Snapping that streak Thursday may serve as a similar turning-point this year, as the Knights boast arguably the conference’s most talented roster and are expected to make a deep playoff run this season. But, a Penn State victory at home would put Rutgers in dire straights with its first three-game losing streak since 2012.

Even then, a win by either team has not even been this rivalry’s most common outcome as of late. Prior to Penn State’s late-season victory last year, the two teams played to three ties in four years, two regular season match ups ending as scoreless draws, and one conference tournament match up ultimately taken by Penn State via penalty kicks.

O’Neil has taken some notable victories over Penn State head coach Erica Dambach. He won each of the first two meetings after Big Ten induction in 2014, and avenged the 2015 postseason losses with a 2-0 victory in the following year’s Big Ten Tournament opening round. But Rutgers hasn’t beaten Penn State since.

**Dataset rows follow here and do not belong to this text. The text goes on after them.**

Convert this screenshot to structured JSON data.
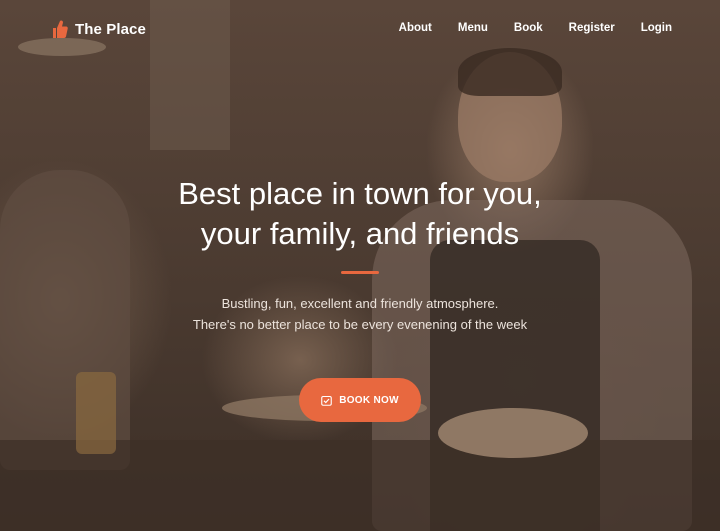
{
  "brand": {
    "name": "The Place",
    "icon": "thumbs-up-icon",
    "icon_color": "#e8683f"
  },
  "nav": {
    "items": [
      {
        "label": "About"
      },
      {
        "label": "Menu"
      },
      {
        "label": "Book"
      },
      {
        "label": "Register"
      },
      {
        "label": "Login"
      }
    ]
  },
  "hero": {
    "headline_line1": "Best place in town for you,",
    "headline_line2": "your family, and friends",
    "subtext_line1": "Bustling, fun, excellent and friendly atmosphere.",
    "subtext_line2": "There's no better place to be every evenening of the week",
    "cta_label": "BOOK NOW",
    "cta_icon": "calendar-check-icon"
  },
  "colors": {
    "accent": "#e8683f",
    "text": "#ffffff",
    "overlay": "#4a3a30"
  }
}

Thursday would be a very ideal time for O’Neil to break that streak as the outlook of the season could be very much defined by the results of this next game. Will Rutgers snap their two-game losing streak as they did four years ago en route to a historic season? Will they suffer a historic defeat with the first three-game losing streak of O’Neil’s tenure?

Regardless of the outcome, history favors that Thursday night will not be the last time Rutgers and Penn State meet in 2019.